Make risotto. Roasted pumpkin, mushroom and fresh herb risotto to be specific. Sadly, I ended up with only a few pumpkins this year – nothing compared to what I thought I’d have. Some strange insect took over my pumpkin patch and that was the end of my plentiful pumpkins. I ended up with 5. Not very many when compared with what was growing. *sigh* Oh, the ups and downs of growing your own…but in the end, what’s done is done and I intend to find out what those little buggers were and then do my best to prevent them next year! In the meantime, I’m taking advantage of the few pumpkins that managed to outwit those little creepy-crawlys and risotto made the list.

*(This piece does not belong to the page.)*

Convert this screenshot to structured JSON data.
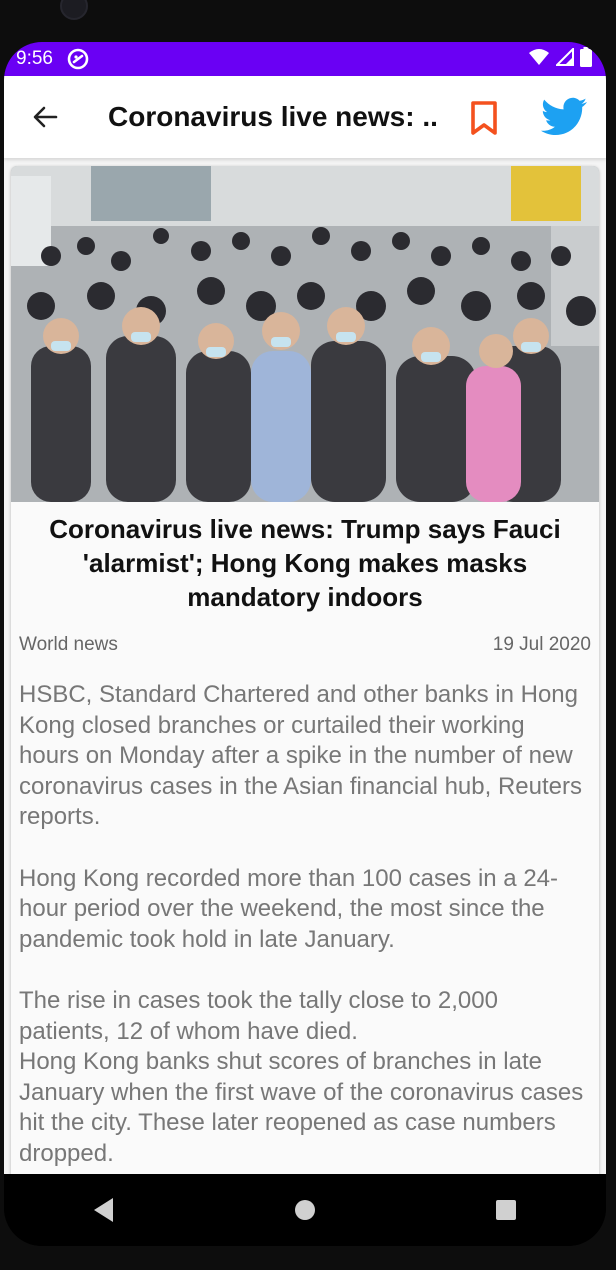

Risotto, I know is time consuming (I have a 2 yr. old, remember – time is precious, I know) -you have to stand at the stove, stirring – constantly – for up to 30 minutes, but the results are worth it. Pour yourself a glass of wine, a cup of tea, or if your like me, a straight up martini, put on some good music and stir away – sip ‘n stir… Put all those good vibes into the food and well, you’ll have nothing short of spectacular.
Here you go – Roasted Pumpkin, Mushroom and Fresh Herb Risotto;
First step is to roast the pumpkin. If you don’t have pumpkin, butternut squash is a superb substitute.
1 pie pumpkin or small-medium butternut squash;
Cut pumpkin in half, de-seed (separate seeds from pulp, salt, and roast – super yummy snack) and remove peel.
Cut into wedges and then into chunks, roughly one inch chunks (try to keep size uniform, to ensure they all cook equally).
Meanwhile, get going on the risotto…by the time your done with the risotto, the pumpkin will be ready to add. By the way, I didn’t use all this pumpkin – only about 1-2 cups of it (roughly half the pumpkin) The rest I froze for another day. But add as much or as little as you’d like.
12 oz Arborio Rice (1.2 cups)
4 cups heated stock (vegetable or chicken)
1 small onion, chopped
1/2 + a bit more tablespoon butter (I use a full tablespoon)
1 cup sliced mushrooms
4 oz. dry white wine or 1/3 cup lemon juice
1-2 cups roasted pumpkin
1/8 – 1/4 teaspoon fresh or ground sage
small handful chopped parsley
1 good handful + a touch more, parmesan cheese/asiago, grated
In a medium-sized heavy bottomed pot, saute onion and mushroom in butter until softened and golden.
Add the rice and stir until well-coated and translucent. (this step is a quick one)
Add the wine (or lemon juice) and cook until evaporated. Taking care to continue stirring while wine is reducing/absorbed.
Stir in one cup of heated stock and simmer gently. Again, and most importantly, keep stirring while rice slowly absorbs stock. Once the stock has been absorbed, add another cup and continue to stir…continue doing this until all stock has been used (average 18-20 minutes) and absorbed.
Add sage, parsley, parmasan cheese and roasted pumpkin.
Salt and pepper to taste.
Top with a squeeze of lemon juice, if desired. (I just love lemon juice!)
Serve with a salad or sauteed greens and rustic bread – dinner is served!